Leon Lang comments on Transformers Represent Belief State Geometry in their Residual Stream

Leon Lang 17 Apr 2024 17:17 UTC
7 points
3
I really enjoyed reading this post! It’s quite well-written. Thanks for writing it.

The only critique is that I would have appreciated more details on how the linear regression parameters are trained and what exactly the projection is doing. John’s thread is a bit clarifying on this.
One question: If you optimize the representation in the residual stream such that it corresponds to a particular chosen belief state, does the transformer than predict the next token as if in that belief state? I.e., does the transformer use the belief state for making predictions?

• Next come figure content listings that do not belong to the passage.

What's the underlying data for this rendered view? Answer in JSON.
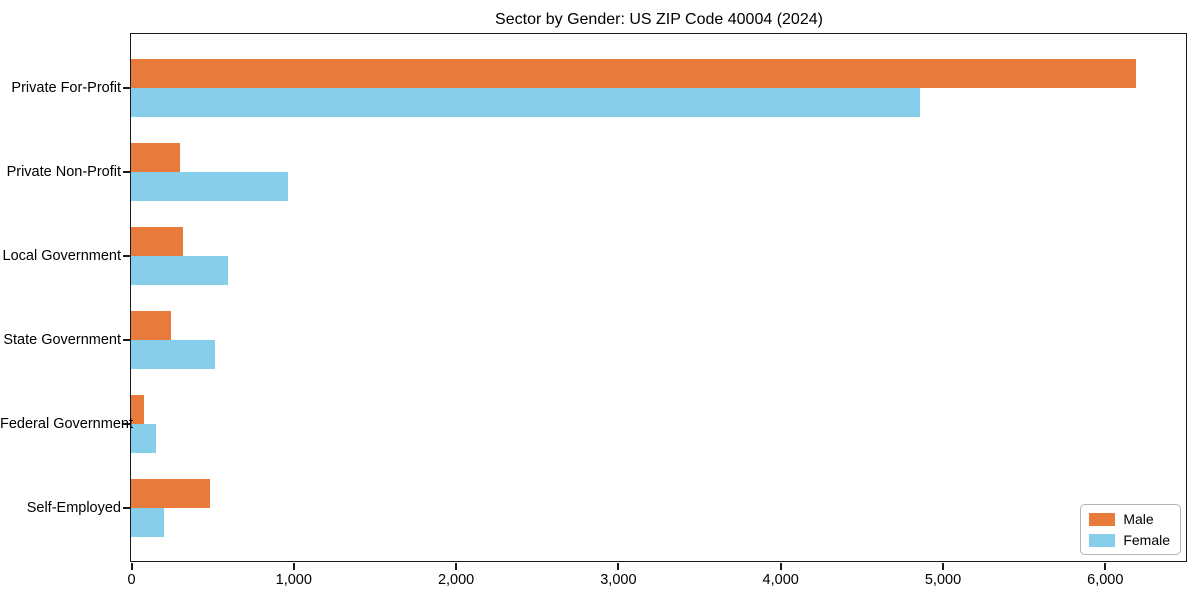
{
  "chart_data": {
    "type": "bar",
    "orientation": "horizontal",
    "title": "Sector by Gender: US ZIP Code 40004 (2024)",
    "xlabel": "",
    "ylabel": "",
    "categories": [
      "Private For-Profit",
      "Private Non-Profit",
      "Local Government",
      "State Government",
      "Federal Government",
      "Self-Employed"
    ],
    "series": [
      {
        "name": "Male",
        "color": "#E87A3C",
        "values": [
          6190,
          300,
          320,
          245,
          80,
          485
        ]
      },
      {
        "name": "Female",
        "color": "#87CEEB",
        "values": [
          4860,
          970,
          600,
          520,
          155,
          200
        ]
      }
    ],
    "xlim": [
      0,
      6500
    ],
    "xticks": [
      0,
      1000,
      2000,
      3000,
      4000,
      5000,
      6000
    ],
    "xtick_labels": [
      "0",
      "1,000",
      "2,000",
      "3,000",
      "4,000",
      "5,000",
      "6,000"
    ],
    "grid": false,
    "legend": {
      "position": "lower right"
    },
    "frame_color": "#1a1a1a",
    "background_color": "#ffffff"
  }
}
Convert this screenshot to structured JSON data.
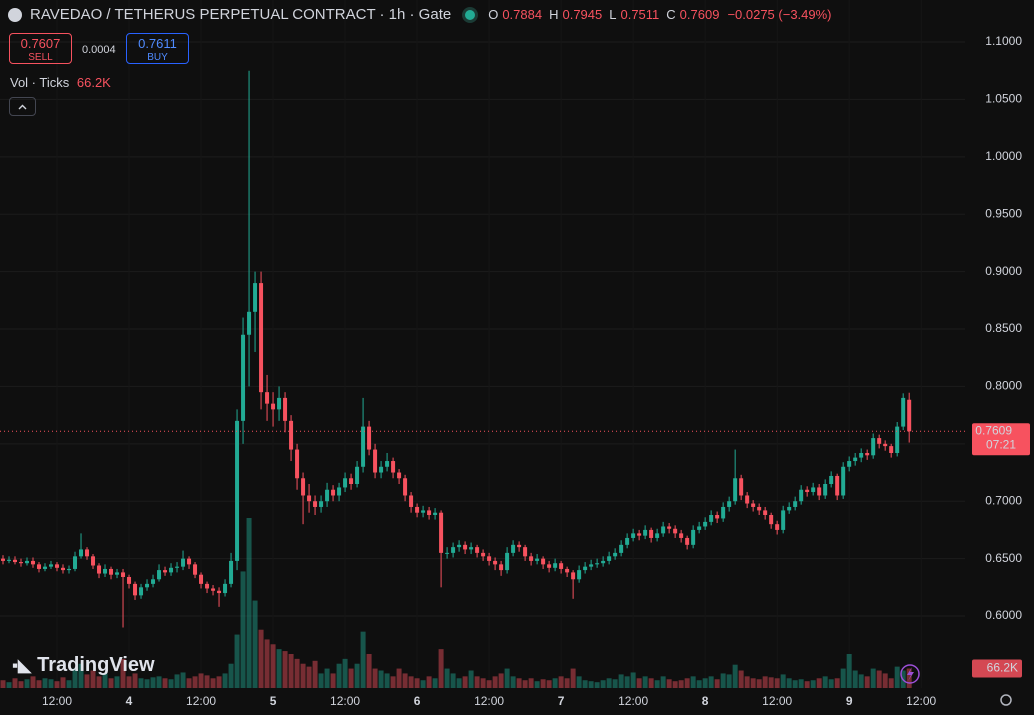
{
  "header": {
    "title": "RAVEDAO / TETHERUS PERPETUAL CONTRACT · 1h · Gate",
    "ohlc": [
      {
        "key": "O",
        "value": 0.7884
      },
      {
        "key": "H",
        "value": 0.7945
      },
      {
        "key": "L",
        "value": 0.7511
      },
      {
        "key": "C",
        "value": 0.7609
      }
    ],
    "change": "−0.0275 (−3.49%)",
    "sell": {
      "price": 0.7607,
      "label": "SELL"
    },
    "spread": 0.0004,
    "buy": {
      "price": 0.7611,
      "label": "BUY"
    },
    "volume_legend": {
      "label": "Vol · Ticks",
      "value": "66.2K"
    },
    "last_price_badge": {
      "price": 0.7609,
      "countdown": "07:21"
    },
    "volume_badge": "66.2K",
    "logo": "TradingView"
  },
  "chart_data": {
    "type": "candlestick",
    "up_color": "#22ab94",
    "down_color": "#f7525f",
    "grid": true,
    "x": [
      0,
      1,
      2,
      3,
      4,
      5,
      6,
      7,
      8,
      9,
      10,
      11,
      12,
      13,
      14,
      15,
      16,
      17,
      18,
      19,
      20,
      21,
      22,
      23,
      24,
      25,
      26,
      27,
      28,
      29,
      30,
      31,
      32,
      33,
      34,
      35,
      36,
      37,
      38,
      39,
      40,
      41,
      42,
      43,
      44,
      45,
      46,
      47,
      48,
      49,
      50,
      51,
      52,
      53,
      54,
      55,
      56,
      57,
      58,
      59,
      60,
      61,
      62,
      63,
      64,
      65,
      66,
      67,
      68,
      69,
      70,
      71,
      72,
      73,
      74,
      75,
      76,
      77,
      78,
      79,
      80,
      81,
      82,
      83,
      84,
      85,
      86,
      87,
      88,
      89,
      90,
      91,
      92,
      93,
      94,
      95,
      96,
      97,
      98,
      99,
      100,
      101,
      102,
      103,
      104,
      105,
      106,
      107,
      108,
      109,
      110,
      111,
      112,
      113,
      114,
      115,
      116,
      117,
      118,
      119,
      120,
      121,
      122,
      123,
      124,
      125,
      126,
      127,
      128,
      129,
      130,
      131,
      132,
      133,
      134,
      135,
      136,
      137,
      138,
      139,
      140,
      141,
      142,
      143,
      144,
      145,
      146,
      147,
      148,
      149,
      150,
      151
    ],
    "open": [
      0.65,
      0.648,
      0.649,
      0.647,
      0.646,
      0.648,
      0.645,
      0.641,
      0.643,
      0.645,
      0.642,
      0.64,
      0.641,
      0.652,
      0.658,
      0.652,
      0.644,
      0.637,
      0.641,
      0.636,
      0.638,
      0.634,
      0.628,
      0.618,
      0.625,
      0.628,
      0.632,
      0.64,
      0.638,
      0.642,
      0.643,
      0.65,
      0.645,
      0.636,
      0.628,
      0.624,
      0.622,
      0.62,
      0.628,
      0.648,
      0.77,
      0.845,
      0.865,
      0.89,
      0.795,
      0.785,
      0.78,
      0.79,
      0.77,
      0.745,
      0.72,
      0.705,
      0.7,
      0.695,
      0.7,
      0.71,
      0.705,
      0.712,
      0.72,
      0.715,
      0.73,
      0.765,
      0.745,
      0.725,
      0.73,
      0.735,
      0.725,
      0.72,
      0.705,
      0.695,
      0.69,
      0.692,
      0.688,
      0.69,
      0.655,
      0.655,
      0.66,
      0.662,
      0.658,
      0.66,
      0.655,
      0.652,
      0.648,
      0.645,
      0.64,
      0.655,
      0.662,
      0.66,
      0.652,
      0.648,
      0.65,
      0.645,
      0.642,
      0.646,
      0.641,
      0.638,
      0.632,
      0.64,
      0.643,
      0.645,
      0.646,
      0.648,
      0.652,
      0.655,
      0.662,
      0.668,
      0.672,
      0.67,
      0.675,
      0.668,
      0.672,
      0.678,
      0.676,
      0.672,
      0.668,
      0.662,
      0.675,
      0.678,
      0.682,
      0.688,
      0.685,
      0.695,
      0.7,
      0.72,
      0.705,
      0.698,
      0.695,
      0.692,
      0.688,
      0.68,
      0.675,
      0.692,
      0.695,
      0.7,
      0.71,
      0.708,
      0.712,
      0.705,
      0.715,
      0.722,
      0.705,
      0.73,
      0.735,
      0.738,
      0.742,
      0.74,
      0.755,
      0.75,
      0.748,
      0.742,
      0.765,
      0.7884
    ],
    "high": [
      0.653,
      0.652,
      0.652,
      0.65,
      0.651,
      0.651,
      0.647,
      0.646,
      0.648,
      0.647,
      0.645,
      0.644,
      0.656,
      0.672,
      0.66,
      0.654,
      0.646,
      0.645,
      0.643,
      0.641,
      0.641,
      0.636,
      0.63,
      0.628,
      0.632,
      0.636,
      0.645,
      0.643,
      0.646,
      0.647,
      0.657,
      0.652,
      0.647,
      0.638,
      0.63,
      0.627,
      0.625,
      0.632,
      0.655,
      0.78,
      0.86,
      1.075,
      0.9,
      0.9,
      0.81,
      0.795,
      0.8,
      0.795,
      0.775,
      0.75,
      0.725,
      0.715,
      0.705,
      0.705,
      0.716,
      0.714,
      0.716,
      0.725,
      0.724,
      0.735,
      0.79,
      0.77,
      0.75,
      0.735,
      0.742,
      0.738,
      0.728,
      0.723,
      0.708,
      0.698,
      0.696,
      0.695,
      0.694,
      0.692,
      0.66,
      0.664,
      0.666,
      0.665,
      0.664,
      0.662,
      0.658,
      0.655,
      0.651,
      0.648,
      0.66,
      0.666,
      0.665,
      0.662,
      0.655,
      0.654,
      0.652,
      0.648,
      0.65,
      0.648,
      0.643,
      0.64,
      0.644,
      0.647,
      0.649,
      0.65,
      0.652,
      0.656,
      0.659,
      0.666,
      0.672,
      0.676,
      0.675,
      0.679,
      0.677,
      0.676,
      0.682,
      0.681,
      0.679,
      0.675,
      0.67,
      0.679,
      0.682,
      0.686,
      0.692,
      0.691,
      0.699,
      0.704,
      0.745,
      0.723,
      0.708,
      0.701,
      0.698,
      0.695,
      0.69,
      0.683,
      0.696,
      0.699,
      0.704,
      0.714,
      0.713,
      0.716,
      0.715,
      0.719,
      0.726,
      0.724,
      0.734,
      0.739,
      0.742,
      0.746,
      0.745,
      0.759,
      0.758,
      0.753,
      0.75,
      0.769,
      0.794,
      0.7945
    ],
    "low": [
      0.645,
      0.646,
      0.645,
      0.643,
      0.644,
      0.642,
      0.638,
      0.639,
      0.641,
      0.639,
      0.637,
      0.637,
      0.639,
      0.65,
      0.649,
      0.641,
      0.633,
      0.634,
      0.632,
      0.633,
      0.59,
      0.624,
      0.614,
      0.615,
      0.622,
      0.625,
      0.63,
      0.635,
      0.635,
      0.638,
      0.64,
      0.641,
      0.633,
      0.624,
      0.62,
      0.618,
      0.608,
      0.617,
      0.625,
      0.64,
      0.75,
      0.8,
      0.83,
      0.78,
      0.77,
      0.765,
      0.77,
      0.76,
      0.735,
      0.71,
      0.68,
      0.69,
      0.688,
      0.69,
      0.695,
      0.7,
      0.7,
      0.708,
      0.71,
      0.712,
      0.725,
      0.74,
      0.72,
      0.72,
      0.726,
      0.72,
      0.715,
      0.7,
      0.69,
      0.686,
      0.686,
      0.684,
      0.684,
      0.625,
      0.65,
      0.651,
      0.656,
      0.654,
      0.654,
      0.651,
      0.648,
      0.644,
      0.64,
      0.635,
      0.637,
      0.652,
      0.656,
      0.648,
      0.644,
      0.645,
      0.641,
      0.638,
      0.639,
      0.637,
      0.634,
      0.615,
      0.629,
      0.637,
      0.64,
      0.642,
      0.643,
      0.645,
      0.649,
      0.652,
      0.659,
      0.665,
      0.666,
      0.667,
      0.664,
      0.665,
      0.669,
      0.672,
      0.668,
      0.664,
      0.658,
      0.659,
      0.672,
      0.675,
      0.679,
      0.681,
      0.682,
      0.691,
      0.697,
      0.701,
      0.694,
      0.691,
      0.688,
      0.684,
      0.676,
      0.671,
      0.672,
      0.689,
      0.692,
      0.697,
      0.704,
      0.705,
      0.701,
      0.702,
      0.712,
      0.701,
      0.702,
      0.726,
      0.731,
      0.734,
      0.736,
      0.737,
      0.746,
      0.744,
      0.738,
      0.739,
      0.762,
      0.7511
    ],
    "close": [
      0.648,
      0.649,
      0.647,
      0.646,
      0.648,
      0.645,
      0.641,
      0.643,
      0.645,
      0.642,
      0.64,
      0.641,
      0.652,
      0.658,
      0.652,
      0.644,
      0.637,
      0.641,
      0.636,
      0.638,
      0.634,
      0.628,
      0.618,
      0.625,
      0.628,
      0.632,
      0.64,
      0.638,
      0.642,
      0.643,
      0.65,
      0.645,
      0.636,
      0.628,
      0.624,
      0.622,
      0.62,
      0.628,
      0.648,
      0.77,
      0.845,
      0.865,
      0.89,
      0.795,
      0.785,
      0.78,
      0.79,
      0.77,
      0.745,
      0.72,
      0.705,
      0.7,
      0.695,
      0.7,
      0.71,
      0.705,
      0.712,
      0.72,
      0.715,
      0.73,
      0.765,
      0.745,
      0.725,
      0.73,
      0.735,
      0.725,
      0.72,
      0.705,
      0.695,
      0.69,
      0.692,
      0.688,
      0.69,
      0.655,
      0.655,
      0.66,
      0.662,
      0.658,
      0.66,
      0.655,
      0.652,
      0.648,
      0.645,
      0.64,
      0.655,
      0.662,
      0.66,
      0.652,
      0.648,
      0.65,
      0.645,
      0.642,
      0.646,
      0.641,
      0.638,
      0.632,
      0.64,
      0.643,
      0.645,
      0.646,
      0.648,
      0.652,
      0.655,
      0.662,
      0.668,
      0.672,
      0.67,
      0.675,
      0.668,
      0.672,
      0.678,
      0.676,
      0.672,
      0.668,
      0.662,
      0.675,
      0.678,
      0.682,
      0.688,
      0.685,
      0.695,
      0.7,
      0.72,
      0.705,
      0.698,
      0.695,
      0.692,
      0.688,
      0.68,
      0.675,
      0.692,
      0.695,
      0.7,
      0.71,
      0.708,
      0.712,
      0.705,
      0.715,
      0.722,
      0.705,
      0.73,
      0.735,
      0.738,
      0.742,
      0.74,
      0.755,
      0.75,
      0.748,
      0.742,
      0.765,
      0.79,
      0.7609
    ],
    "volume": [
      26400,
      19800,
      33000,
      23100,
      29700,
      39600,
      26400,
      33000,
      29700,
      23100,
      36300,
      26400,
      66000,
      82500,
      46200,
      59400,
      39600,
      49500,
      33000,
      39600,
      99000,
      39600,
      49500,
      33000,
      29700,
      36300,
      39600,
      33000,
      29700,
      46200,
      52800,
      33000,
      39600,
      49500,
      42900,
      33000,
      39600,
      49500,
      82500,
      181500,
      396000,
      577500,
      297000,
      198000,
      165000,
      148500,
      132000,
      125400,
      115500,
      99000,
      82500,
      72600,
      92400,
      49500,
      66000,
      49500,
      82500,
      99000,
      66000,
      82500,
      191400,
      115500,
      66000,
      59400,
      49500,
      39600,
      66000,
      49500,
      39600,
      33000,
      26400,
      39600,
      33000,
      132000,
      66000,
      49500,
      33000,
      39600,
      59400,
      39600,
      33000,
      26400,
      39600,
      49500,
      66000,
      39600,
      33000,
      26400,
      33000,
      23100,
      29700,
      26400,
      33000,
      39600,
      33000,
      66000,
      39600,
      26400,
      23100,
      19800,
      26400,
      33000,
      29700,
      46200,
      39600,
      52800,
      33000,
      39600,
      33000,
      26400,
      39600,
      29700,
      23100,
      26400,
      33000,
      39600,
      26400,
      33000,
      39600,
      29700,
      49500,
      46200,
      79200,
      59400,
      39600,
      33000,
      29700,
      39600,
      36300,
      33000,
      46200,
      33000,
      26400,
      29700,
      23100,
      26400,
      33000,
      39600,
      29700,
      33000,
      66000,
      115500,
      59400,
      46200,
      39600,
      66000,
      59400,
      49500,
      33000,
      72600,
      59400,
      66200
    ],
    "xlim": [
      -0.5,
      160.3
    ],
    "xticks": [
      {
        "value": 9,
        "label": "12:00"
      },
      {
        "value": 21,
        "label": "4"
      },
      {
        "value": 33,
        "label": "12:00"
      },
      {
        "value": 45,
        "label": "5"
      },
      {
        "value": 57,
        "label": "12:00"
      },
      {
        "value": 69,
        "label": "6"
      },
      {
        "value": 81,
        "label": "12:00"
      },
      {
        "value": 93,
        "label": "7"
      },
      {
        "value": 105,
        "label": "12:00"
      },
      {
        "value": 117,
        "label": "8"
      },
      {
        "value": 129,
        "label": "12:00"
      },
      {
        "value": 141,
        "label": "9"
      },
      {
        "value": 153,
        "label": "12:00"
      }
    ],
    "ylim": [
      0.5373,
      1.1366
    ],
    "yticks": [
      {
        "value": 0.6,
        "label": "0.6000"
      },
      {
        "value": 0.65,
        "label": "0.6500"
      },
      {
        "value": 0.7,
        "label": "0.7000"
      },
      {
        "value": 0.75,
        "label": "0.7500"
      },
      {
        "value": 0.8,
        "label": "0.8000"
      },
      {
        "value": 0.85,
        "label": "0.8500"
      },
      {
        "value": 0.9,
        "label": "0.9000"
      },
      {
        "value": 0.95,
        "label": "0.9500"
      },
      {
        "value": 1.0,
        "label": "1.0000"
      },
      {
        "value": 1.05,
        "label": "1.0500"
      },
      {
        "value": 1.1,
        "label": "1.1000"
      }
    ]
  }
}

- Adam Shai 17 Apr 2024 18:26 UTC
  1 point
  0
  Parent
  Thanks! I appreciate the critique. From this comment and from John’s it seems correct and I’ll keep it in mind for the future.
  On the question, by optimize the representation do you mean causally intervene on the residual stream during inference (e.g. a patching experiment)? Or do you mean something else that involves backprop? If the first, then we haven’t tried, but definitely want to! It could be something someone does at the Hackathon, if interested ;)
  - Leon Lang 17 Apr 2024 20:46 UTC
    1 point
    0
    Parent
    Yes the first! Thanks for the link!